I was stopped at a red light - right foot on the curb, back straight, dorky helmet that looks like a plum pit on my head.
From my perch on the old-timey bike, I looked around and could see right into the driver's seat area of the two cars stopped beside me, without the driver seeing me looking.
Both drivers had a mug of coffee within reach, assorted receipts about the console and a gut hanging forlornly over the seatbelt.
Automakers ought to invent a wider "vanity" belt that girdles instead of pinching the fat into something resembling a homemade airbag.
As I do every fair-weather morning, I turned off the road and onto the Lakeshore bike path and headed west toward the office.
Before I started biking to work, I was the driver that hated bicyclists, their undeserved sense of road entitlement, the hypocrisy with which they run a red light at one intersection then at the next hector a driver for turning into their path. I thought they should be relegated to the sidewalk, where they could menace strolling geriatrics instead of fouling up motorists' march to work.
Now that I bike to work, you'd think I would be claiming to see how the other half lives, swearing allegiance to hard-done-by cyclists and ready for war on bully drivers.
Instead, I have merely refocused my road rage down the transportation food chain: Rollerbladers.
I was behind a blader, watching his silly long stride out and back, like he's doing a speed skating warm-up lap at the Olympics. Taking up the whole bike lane. And looking ridiculous.
Before I attempted using the oncoming lane to overtake the blader, I had to look over my shoulder for the speed-bikers - those militant twits with the tight shorts, shoes that clip on the pedal and no mercy for beginners on old-timey bikes. You swerve into the path of one of those and prepare for a sanctimonious earful.
Past the blader, I moved to a part of the bike path that veers away from the road and into a weed-filled neverland near GO train tracks.

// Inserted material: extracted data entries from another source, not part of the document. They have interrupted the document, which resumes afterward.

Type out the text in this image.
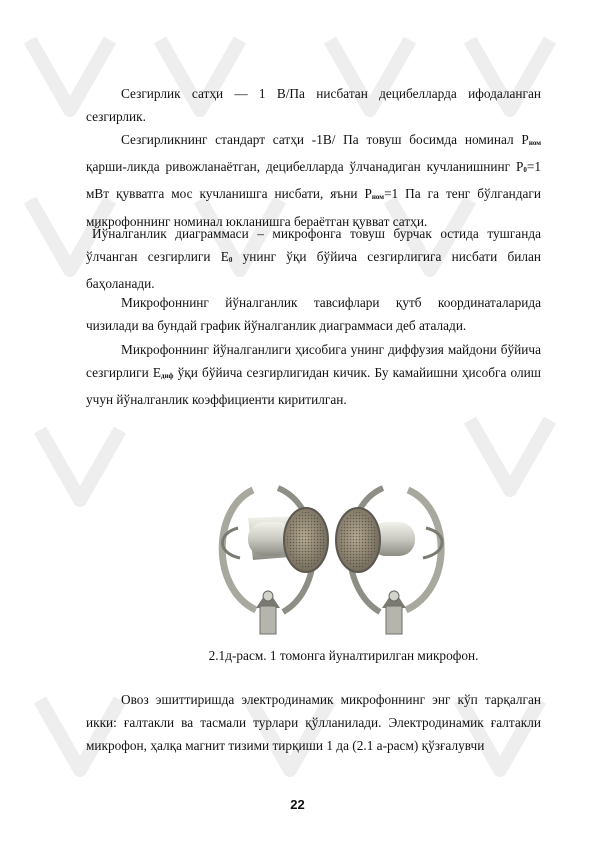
Сезгирлик сатҳи — 1 В/Па нисбатан децибелларда ифодаланган сезгирлик.

Сезгирликнинг стандарт сатҳи -1В/ Па товуш босимда номинал $Р_{ном}$ қарши-ликда ривожланаётган, децибелларда ўлчанадиган кучланишнинг $Р_0=1$ мВт қувватга мос кучланишга нисбати, яъни $Р_{ном}=1$ Па га тенг бўлгандаги микрофоннинг номинал юкланишга бераётган қувват сатҳи.

Йўналганлик диаграммаси – микрофонга товуш бурчак остида тушганда ўлчанган сезгирлиги $Е_0$ унинг ўқи бўйича сезгирлигига нисбати билан баҳоланади.

Микрофоннинг йўналганлик тавсифлари қутб координаталарида чизилади ва бундай график йўналганлик диаграммаси деб аталади.

Микрофоннинг йўналганлиги ҳисобига унинг диффузия майдони бўйича сезгирлиги $Е_{диф}$ ўқи бўйича сезгирлигидан кичик. Бу камайишни ҳисобга олиш учун йўналганлик коэффициенти киритилган.

2.1д-расм. 1 томонга йуналтирилган микрофон.

Овоз эшиттиришда электродинамик микрофоннинг энг кўп тарқалган икки: ғалтакли ва тасмали турлари қўлланилади. Электродинамик ғалтакли микрофон, ҳалқа магнит тизими тирқиши 1 да (2.1 а-расм) қўзғалувчи

22
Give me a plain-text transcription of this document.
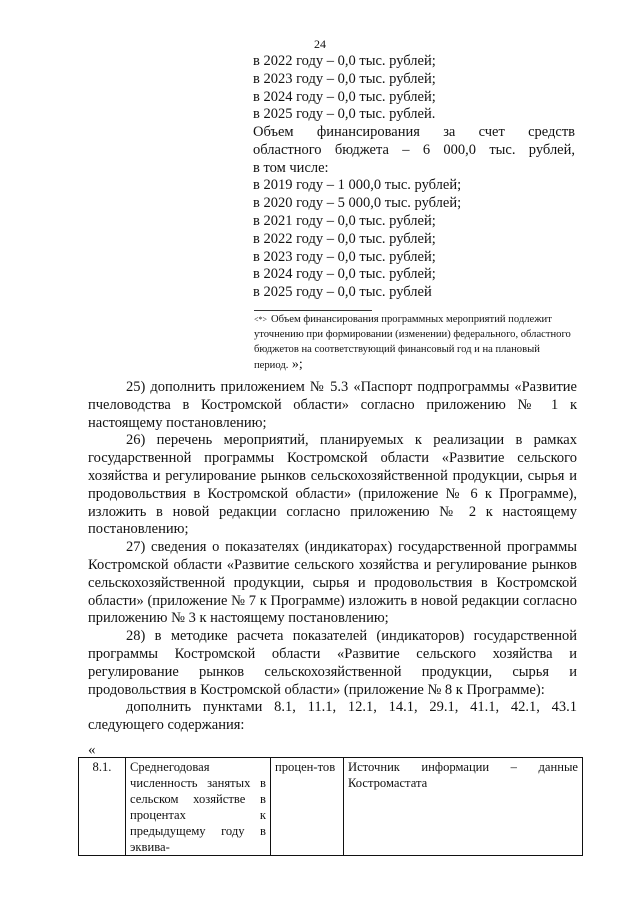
24
в 2022 году – 0,0 тыс. рублей;
в 2023 году – 0,0 тыс. рублей;
в 2024 году – 0,0 тыс. рублей;
в 2025 году – 0,0 тыс. рублей.
Объем финансирования за счет средств
областного бюджета – 6 000,0 тыс. рублей,
в том числе:
в 2019 году – 1 000,0 тыс. рублей;
в 2020 году – 5 000,0 тыс. рублей;
в 2021 году – 0,0 тыс. рублей;
в 2022 году – 0,0 тыс. рублей;
в 2023 году – 0,0 тыс. рублей;
в 2024 году – 0,0 тыс. рублей;
в 2025 году – 0,0 тыс. рублей
<*> Объем финансирования программных мероприятий подлежит уточнению при формировании (изменении) федерального, областного бюджетов на соответствующий финансовый год и на плановый период. »;

25) дополнить приложением № 5.3 «Паспорт подпрограммы «Развитие пчеловодства в Костромской области» согласно приложению № 1 к настоящему постановлению;

26) перечень мероприятий, планируемых к реализации в рамках государственной программы Костромской области «Развитие сельского хозяйства и регулирование рынков сельскохозяйственной продукции, сырья и продовольствия в Костромской области» (приложение № 6 к Программе), изложить в новой редакции согласно приложению № 2 к настоящему постановлению;

27) сведения о показателях (индикаторах) государственной программы Костромской области «Развитие сельского хозяйства и регулирование рынков сельскохозяйственной продукции, сырья и продовольствия в Костромской области» (приложение № 7 к Программе) изложить в новой редакции согласно приложению № 3 к настоящему постановлению;

28) в методике расчета показателей (индикаторов) государственной программы Костромской области «Развитие сельского хозяйства и регулирование рынков сельскохозяйственной продукции, сырья и продовольствия в Костромской области» (приложение № 8 к Программе):

дополнить пунктами 8.1, 11.1, 12.1, 14.1, 29.1, 41.1, 42.1, 43.1 следующего содержания:

«
8.1.	Среднегодовая численность занятых в сельском хозяйстве в процентах к предыдущему году в эквива-	процен-тов	Источник информации – данные Костромастата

Cue the loud timpani drums and ominous chords of the next Law & Order episode. This is exactly the kind of place to happen on a corpse. Right downtown but out of sight. Cars whipping by on the highway overhead.
I half expected to see a detective in trenchcoat leaning over something in the unkempt grass. But on this morning, before it was too late, I got a mouthful of death stench and a few bugs.
Off to the left, a dead skunk, bloated on its back and mouth teeming with flies.
Finally, I got to work.
Something I'll never understand, though: How I can spend 20 minutes pedaling but not especially exerting myself, heading into a lakefront wind that chills to the bone, and still end up soaked with sweat by the time I get to my cubicle.